Dr. Anthony Fauci was slammed after saying that the coronavirus “can be confusing” as cases of the virus have dropped in Texas despite the state doing away with mask mandates and fully reopening last month.

“This guy has been consistently wrong and has changed his tune multiple times. Anyone else would have been fired and stayed away from public life. Pride is deadly,” actor Matthew Marsden tweeted of Fauci on Tuesday.

His tweet came in response to Fauci joining MSNBC’s Morning Joe on Tuesday, when he was asked about COVID-19 cases dropping in Texas after reopening the state.

“It can be confusing … because often you have to wait a few weeks before you see the effect. … I’m not really quite sure. It could be they’re doing things outdoors,” he said.


Texas rolled back mask mandates and reopened on March 2, which Fauci called “really quite risky” at the time.

Other social media users joined Marsden in their criticisms of Fauci, characterizing him as often being wrong with his guidance on the virus.

The criticisms come after former President Donald Trump also slammed Fauci and Dr. Deborah Birx last week following their appearances on CNN[6].

“Based on their interviews, I felt it was time to speak up about Dr. Fauci and Dr. Birx, two self-promoters trying to reinvent history to cover for their bad instincts and faulty recommendations, which I fortunately almost always overturned,” Trump said. “They had bad policy decisions that would have left our country open to China[7] and others, closed to reopening our economy, and years away from an approved vaccine — putting millions of lives at risk.”
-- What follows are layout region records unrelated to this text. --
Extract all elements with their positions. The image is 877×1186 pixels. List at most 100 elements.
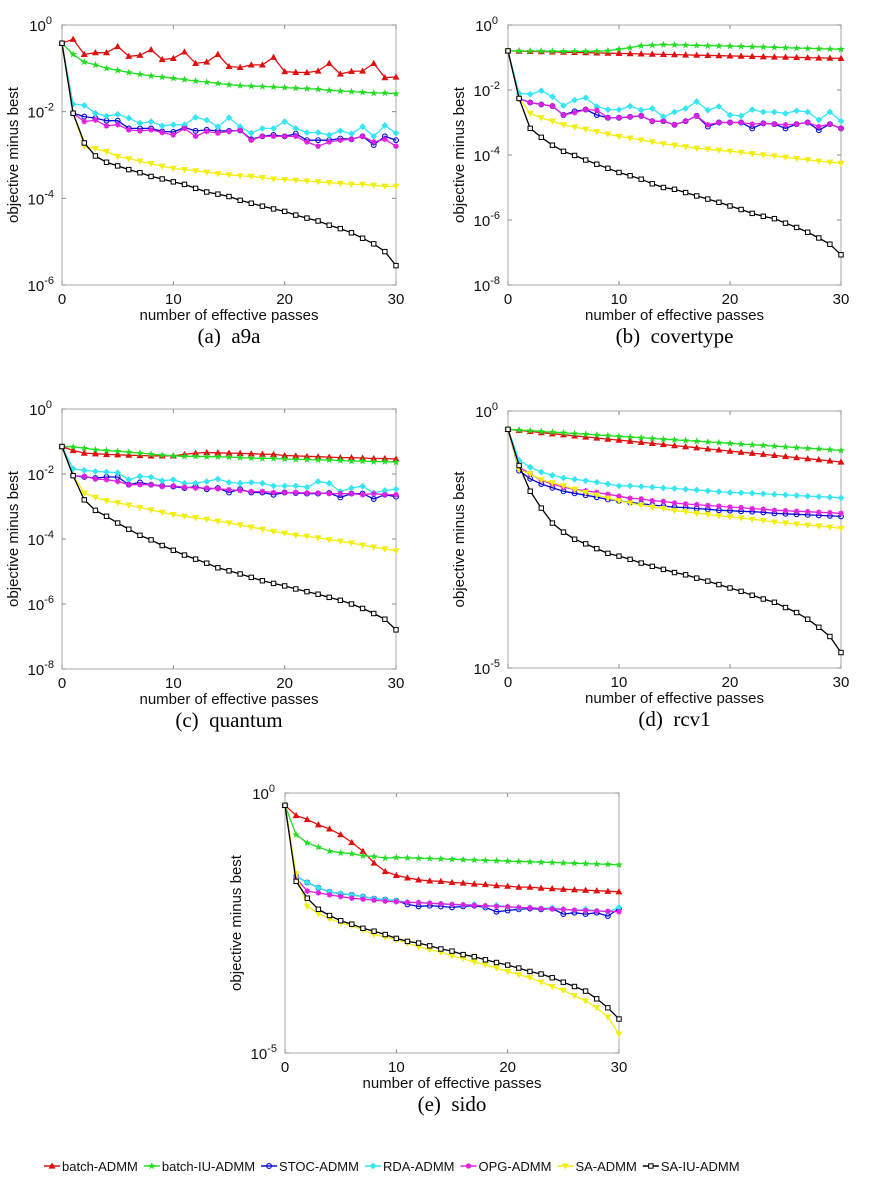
sa-admm-point [593,1005,601,1012]
batch-admm-point [626,49,634,57]
batch-admm-point [303,815,311,823]
opg-admm-point [181,484,188,491]
opg-admm-point [705,502,711,509]
sa-iu-admm-point [70,110,76,116]
sa-admm-point [258,526,266,533]
rda-admm-point [80,101,88,109]
sa-iu-admm-point [259,203,266,209]
batch-iu-admm-point [781,43,790,51]
rda-admm-point [648,105,656,112]
batch-admm-point [748,449,756,456]
sa-iu-admm-point [738,206,744,213]
batch-admm-point [826,457,834,464]
rda-admm-point [626,102,634,110]
batch-iu-admm-point [781,442,790,451]
batch-admm-point [325,59,333,67]
opg-admm-point [237,487,243,494]
batch-iu-admm-point [147,450,155,458]
legend-item-sa-iu-admm: SA-IU-ADMM [642,1159,740,1174]
opg-admm-point [594,489,600,496]
sa-admm-point [748,516,756,523]
sa-admm-point [370,182,378,189]
opg-admm-point [693,501,700,508]
rda-admm-point [136,119,144,127]
batch-iu-admm-point [347,457,356,465]
opg-admm-point [371,897,377,903]
series-sa-iu-admm [282,802,622,1022]
sa-admm-point [671,142,678,149]
batch-admm-point [537,884,545,891]
batch-iu-admm-point [570,859,579,867]
subplot-caption: (c) quantum [175,708,282,732]
sa-admm-point [325,537,333,544]
sa-admm-point [504,968,512,976]
sa-iu-admm-point [371,610,377,617]
sa-iu-admm-point [560,529,567,535]
opg-admm-point [382,898,388,905]
opg-admm-point [616,114,622,121]
batch-iu-admm-point [191,77,200,85]
rda-admm-point [359,123,366,131]
opg-admm-point [326,892,333,898]
batch-iu-admm-point [548,47,557,55]
legend-item-sa-admm: SA-ADMM [557,1159,637,1174]
opg-admm-point [727,119,733,126]
opg-admm-point [793,121,800,127]
legend-marker-icon [48,1162,56,1169]
sa-iu-admm-point [103,159,110,165]
series-sa-admm [504,48,845,168]
sa-admm-point [359,181,367,188]
opg-admm-point [137,481,143,488]
opg-admm-point [749,505,755,512]
batch-admm-point [392,73,400,80]
opg-admm-point [516,904,522,911]
batch-admm-point [715,52,723,59]
rda-admm-point [281,482,289,490]
legend: batch-ADMM batch-IU-ADMM STOC-ADMM RDA-ADMM… [44,1159,740,1174]
series-opg-admm [282,802,622,915]
sa-iu-admm-point [181,552,188,558]
opg-admm-point [315,490,321,496]
legend-item-batch-admm: batch-ADMM [44,1159,138,1174]
batch-iu-admm-point [604,431,612,439]
rda-admm-point [560,102,567,110]
sa-iu-admm-point [215,191,221,197]
batch-admm-point [258,61,266,68]
sa-admm-point [793,155,801,163]
batch-admm-point [448,878,456,886]
legend-item-batch-iu-admm: batch-IU-ADMM [143,1159,255,1174]
batch-iu-admm-point [214,452,222,460]
legend-marker-icon [148,1162,156,1170]
sa-iu-admm-point [371,241,377,247]
rda-admm-point [292,125,300,132]
sa-iu-admm-point [393,627,399,633]
sa-iu-admm-point [126,526,132,532]
batch-admm-point [682,443,690,450]
batch-iu-admm-point [91,445,100,453]
sa-iu-admm-point [571,536,578,542]
x-tick-label: 30 [611,1059,628,1076]
sa-iu-admm-point [70,472,76,479]
batch-iu-admm-point [581,859,590,867]
sa-iu-admm-point [137,170,143,176]
batch-iu-admm-point [570,429,579,437]
opg-admm-point [649,118,656,124]
sa-admm-point [114,500,122,507]
sa-admm-point [493,965,501,972]
sa-admm-point [804,157,812,164]
opg-admm-point [148,481,154,488]
batch-admm-point [69,446,77,454]
opg-admm-point [137,128,143,134]
batch-iu-admm-point [770,43,779,51]
opg-admm-point [627,495,633,502]
subplot-caption: (a) a9a [198,324,262,348]
batch-iu-admm-point [225,80,233,88]
opg-admm-point [315,143,321,149]
sa-admm-point [303,178,311,185]
series-sa-admm [58,443,400,555]
sa-iu-admm-point [137,532,143,538]
sa-admm-point [236,522,244,529]
sa-admm-point [604,131,612,138]
rda-admm-point [682,485,689,493]
sa-admm-point [247,173,255,181]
Fauci added in his Tuesday interview that he hopes the coronavirus cases continue to decrease in Texas, but he urged caution that the numbers could tick up.

“I hope they continue to tick down. If they do, that would be great. But there’s always the concern when you pull back on methods, particularly things like indoor dining and bars that are crowded, you can see a delay and then, all of a sudden, tick right back up,” he said. “We’ve been fooled before by situations where people begin to open up, nothing happens, and then, all of a sudden several weeks later, things start exploding on you. So we’ve got to be careful we don’t prematurely judge that.”